犬を褒めるとき、体に触れながら褒める方法は効果的です。しかし、触れている部位が犬にとって触られたくない場所だと、かえって不快な気持ちにさせてしまいます。
例えば、体の先端、特に口周りを触られることに抵抗感のある犬は多いです。犬が嫌がる部位ではなく、触られて嬉しい部位を撫でてあげましょう。
5.ルールに一貫性なく褒める
「ダメなこと」「良いこと」はきっちり一貫性を持って愛犬に教えるべきです。ルールに一貫性を持たず、その日の気分で同じ行動に対して違う対応をしていると、犬は褒められても不安になってしまいます。

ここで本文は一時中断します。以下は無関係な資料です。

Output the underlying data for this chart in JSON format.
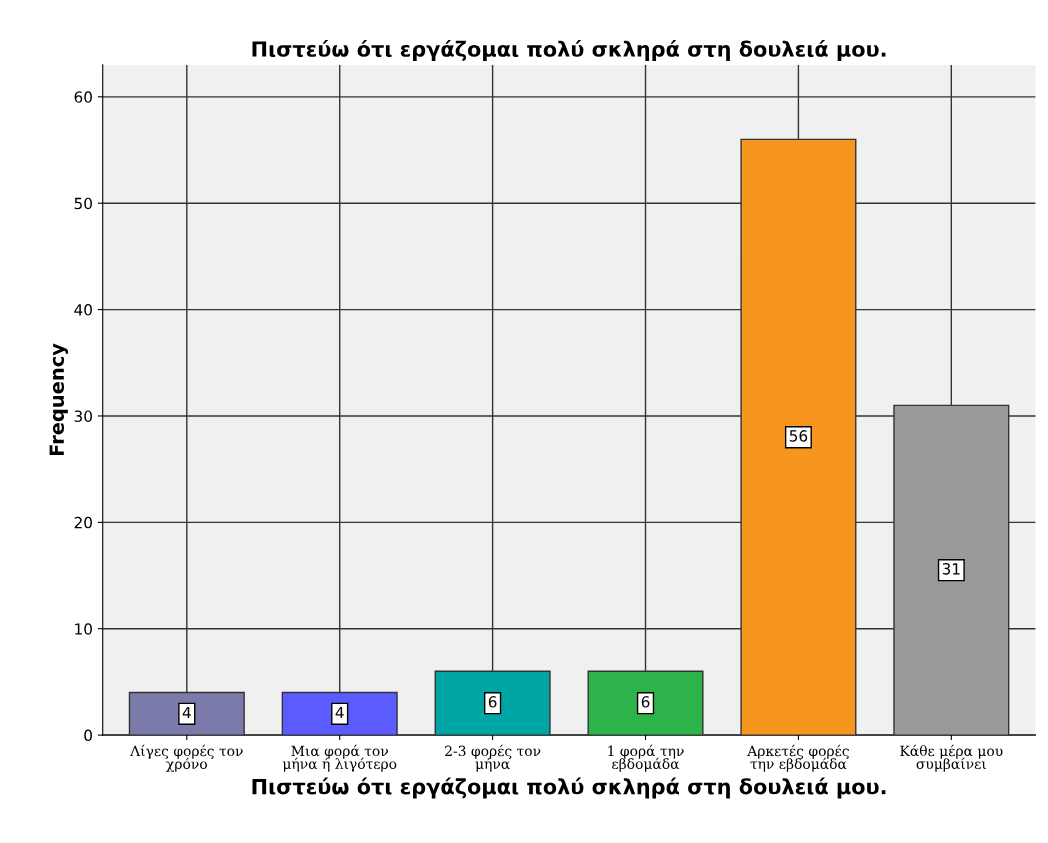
{
  "chart_data": {
    "type": "bar",
    "title": "Πιστεύω ότι εργάζομαι πολύ σκληρά στη δουλειά μου.",
    "xlabel": "Πιστεύω ότι εργάζομαι πολύ σκληρά στη δουλειά μου.",
    "ylabel": "Frequency",
    "categories": [
      "Λίγες φορές τον\nχρόνο",
      "Μια φορά τον\nμήνα ή λιγότερο",
      "2-3 φορές τον\nμήνα",
      "1 φορά την\nεβδομάδα",
      "Αρκετές φορές\nτην εβδομάδα",
      "Κάθε μέρα μου\nσυμβαίνει"
    ],
    "values": [
      4,
      4,
      6,
      6,
      56,
      31
    ],
    "colors": [
      "#7b7bab",
      "#5b5bff",
      "#00a6a6",
      "#2cb34a",
      "#f7961e",
      "#9a9a9a"
    ],
    "ylim": [
      0,
      63
    ],
    "yticks": [
      0,
      10,
      20,
      30,
      40,
      50,
      60
    ],
    "grid": true,
    "data_labels": true
  }
}
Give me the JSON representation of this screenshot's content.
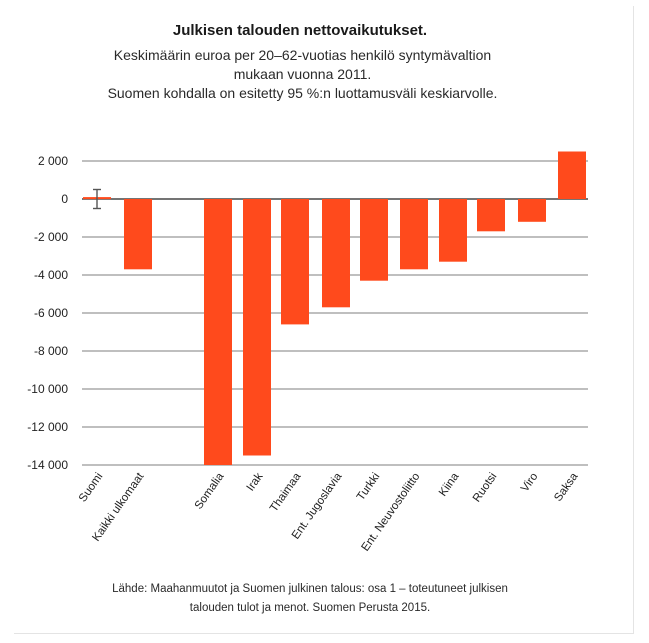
{
  "chart_data": {
    "type": "bar",
    "title": "Julkisen talouden nettovaikutukset.",
    "subtitle_lines": [
      "Keskimäärin euroa per 20–62-vuotias henkilö syntymävaltion",
      "mukaan vuonna 2011.",
      "Suomen kohdalla on esitetty 95 %:n luottamusväli keskiarvolle."
    ],
    "categories": [
      "Suomi",
      "Kaikki ulkomaat",
      "Somalia",
      "Irak",
      "Thaimaa",
      "Ent. Jugoslavia",
      "Turkki",
      "Ent. Neuvostoliitto",
      "Kiina",
      "Ruotsi",
      "Viro",
      "Saksa"
    ],
    "values": [
      100,
      -3700,
      -14000,
      -13500,
      -6600,
      -5700,
      -4300,
      -3700,
      -3300,
      -1700,
      -1200,
      2500
    ],
    "error_bar": {
      "category": "Suomi",
      "low": -500,
      "high": 500
    },
    "y_ticks": [
      2000,
      0,
      -2000,
      -4000,
      -6000,
      -8000,
      -10000,
      -12000,
      -14000
    ],
    "y_tick_labels": [
      "2 000",
      "0",
      "-2 000",
      "-4 000",
      "-6 000",
      "-8 000",
      "-10 000",
      "-12 000",
      "-14 000"
    ],
    "ylim": [
      -14000,
      2500
    ],
    "grid": true,
    "xlabel": "",
    "ylabel": "",
    "source_lines": [
      "Lähde: Maahanmuutot ja Suomen julkinen talous: osa 1 – toteutuneet julkisen",
      "talouden tulot ja menot. Suomen Perusta 2015."
    ],
    "colors": {
      "bar": "#ff4a1c",
      "grid": "#555555",
      "error_bar": "#555555"
    }
  }
}
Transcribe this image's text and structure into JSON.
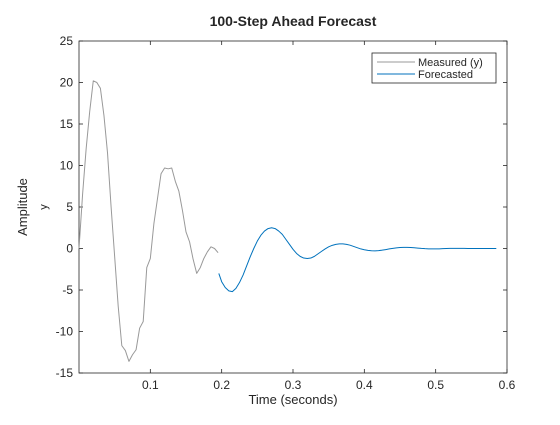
{
  "chart_data": {
    "type": "line",
    "title": "100-Step Ahead Forecast",
    "xlabel": "Time (seconds)",
    "ylabel": "Amplitude",
    "ylabel_channel": "y",
    "xlim": [
      0,
      0.6
    ],
    "ylim": [
      -15,
      25
    ],
    "xticks": [
      0.1,
      0.2,
      0.3,
      0.4,
      0.5,
      0.6
    ],
    "xtick_labels": [
      "0.1",
      "0.2",
      "0.3",
      "0.4",
      "0.5",
      "0.6"
    ],
    "yticks": [
      -15,
      -10,
      -5,
      0,
      5,
      10,
      15,
      20,
      25
    ],
    "ytick_labels": [
      "-15",
      "-10",
      "-5",
      "0",
      "5",
      "10",
      "15",
      "20",
      "25"
    ],
    "grid": false,
    "legend_position": "top-right",
    "series": [
      {
        "name": "Measured (y)",
        "color": "#999999",
        "x": [
          0.0,
          0.005,
          0.01,
          0.015,
          0.02,
          0.025,
          0.03,
          0.035,
          0.04,
          0.045,
          0.05,
          0.055,
          0.06,
          0.065,
          0.07,
          0.075,
          0.08,
          0.085,
          0.09,
          0.095,
          0.1,
          0.105,
          0.11,
          0.115,
          0.12,
          0.125,
          0.13,
          0.135,
          0.14,
          0.145,
          0.15,
          0.155,
          0.16,
          0.165,
          0.17,
          0.175,
          0.18,
          0.185,
          0.19,
          0.195
        ],
        "values": [
          0.0,
          6.5,
          12.0,
          16.5,
          20.2,
          20.0,
          19.3,
          16.0,
          11.5,
          5.0,
          -1.0,
          -7.0,
          -11.7,
          -12.3,
          -13.6,
          -12.8,
          -12.2,
          -9.6,
          -8.8,
          -2.3,
          -1.2,
          3.0,
          6.0,
          9.0,
          9.7,
          9.6,
          9.7,
          8.1,
          6.9,
          4.6,
          2.0,
          0.8,
          -1.3,
          -3.0,
          -2.3,
          -1.2,
          -0.4,
          0.2,
          0.0,
          -0.5
        ]
      },
      {
        "name": "Forecasted",
        "color": "#0072BD",
        "x": [
          0.196,
          0.2,
          0.205,
          0.21,
          0.215,
          0.22,
          0.225,
          0.23,
          0.235,
          0.24,
          0.245,
          0.25,
          0.255,
          0.26,
          0.265,
          0.27,
          0.275,
          0.28,
          0.285,
          0.29,
          0.295,
          0.3,
          0.305,
          0.31,
          0.315,
          0.32,
          0.325,
          0.33,
          0.335,
          0.34,
          0.345,
          0.35,
          0.355,
          0.36,
          0.365,
          0.37,
          0.375,
          0.38,
          0.385,
          0.39,
          0.395,
          0.4,
          0.405,
          0.41,
          0.415,
          0.42,
          0.425,
          0.43,
          0.435,
          0.44,
          0.445,
          0.45,
          0.455,
          0.46,
          0.465,
          0.47,
          0.475,
          0.48,
          0.485,
          0.49,
          0.495,
          0.5,
          0.505,
          0.51,
          0.515,
          0.52,
          0.525,
          0.53,
          0.535,
          0.54,
          0.545,
          0.55,
          0.555,
          0.56,
          0.565,
          0.57,
          0.575,
          0.58,
          0.585
        ],
        "values": [
          -3.0,
          -4.0,
          -4.7,
          -5.1,
          -5.2,
          -4.8,
          -4.1,
          -3.2,
          -2.1,
          -1.0,
          0.0,
          0.9,
          1.6,
          2.1,
          2.4,
          2.5,
          2.4,
          2.1,
          1.7,
          1.1,
          0.5,
          -0.1,
          -0.6,
          -0.95,
          -1.15,
          -1.2,
          -1.15,
          -0.95,
          -0.65,
          -0.35,
          -0.05,
          0.2,
          0.38,
          0.5,
          0.55,
          0.55,
          0.5,
          0.4,
          0.25,
          0.1,
          -0.05,
          -0.15,
          -0.22,
          -0.27,
          -0.28,
          -0.26,
          -0.2,
          -0.13,
          -0.05,
          0.02,
          0.08,
          0.12,
          0.14,
          0.14,
          0.12,
          0.09,
          0.05,
          0.01,
          -0.02,
          -0.04,
          -0.05,
          -0.05,
          -0.04,
          -0.02,
          0.0,
          0.01,
          0.02,
          0.02,
          0.02,
          0.01,
          0.0,
          0.0,
          0.0,
          0.0,
          0.0,
          0.0,
          0.0,
          0.0,
          0.0
        ]
      }
    ]
  }
}
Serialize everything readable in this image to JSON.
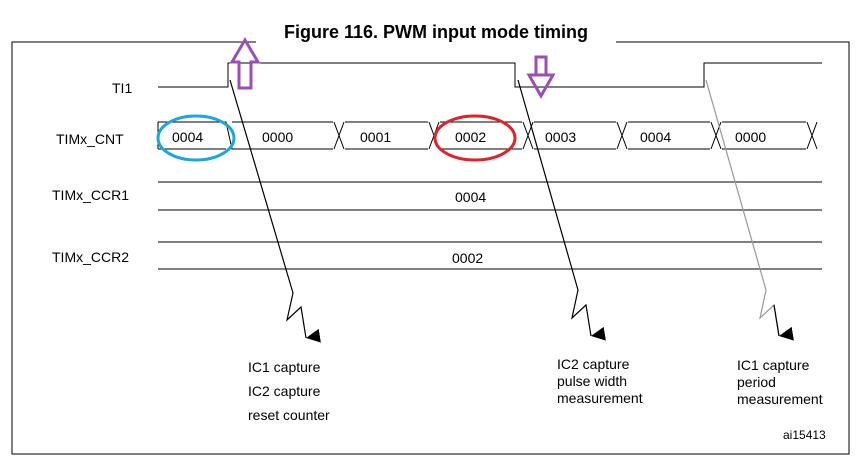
{
  "title": "Figure 116. PWM input mode timing",
  "signals": {
    "ti1": "TI1",
    "cnt": "TIMx_CNT",
    "ccr1": "TIMx_CCR1",
    "ccr2": "TIMx_CCR2"
  },
  "cnt_values": [
    "0004",
    "0000",
    "0001",
    "0002",
    "0003",
    "0004",
    "0000"
  ],
  "ccr1_value": "0004",
  "ccr2_value": "0002",
  "annotations": {
    "a1": [
      "IC1 capture",
      "IC2 capture",
      "reset counter"
    ],
    "a2": [
      "IC2 capture",
      "pulse width",
      "measurement"
    ],
    "a3": [
      "IC1 capture",
      "period",
      "measurement"
    ]
  },
  "figure_id": "ai15413",
  "colors": {
    "arrow": "#9b4fb3",
    "circle_first": "#1aa7e0",
    "circle_second": "#e0232a",
    "line": "#000000"
  }
}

「昨日はダメだったのに、今日は褒められた」「どっちを信じればいいのだろう」と不安になってしまい、情緒が乱れたり、信頼関係が揺らいでしまうこともあるでしょう。
犬に伝わる褒め方を改善するヒント

犬に伝わる褒め方へと改善するためには、以下のヒントを参考に、愛犬が「嬉しい!」と思えるような褒め方を意識しましょう。
- 短い言葉を用いて優しい声音と表情で褒める
- 首周りや背中などを優しく撫でながら褒める
- 出来事が起こった直後、あるいは最中に褒める
- ルールに一貫性を持つ
- ランダムでご褒美を使う
大袈裟すぎる対応をしなくとも、犬は声のトーンや表情、飼い主の行動(撫でるなど)から、感情を読み取る能力に長けています。これらを踏まえた上で、しっかりタイミングを見計らい、ルールに一貫性を持って褒めましょう。
まとめ

褒め方を間違えると、かえって犬を不安にさせてしまう恐れもあります。紹介したように、声のトーンや表情、撫でる部位などを意識しながら、時々ご褒美を添えて伝わりやすい褒め方を心がけましょう。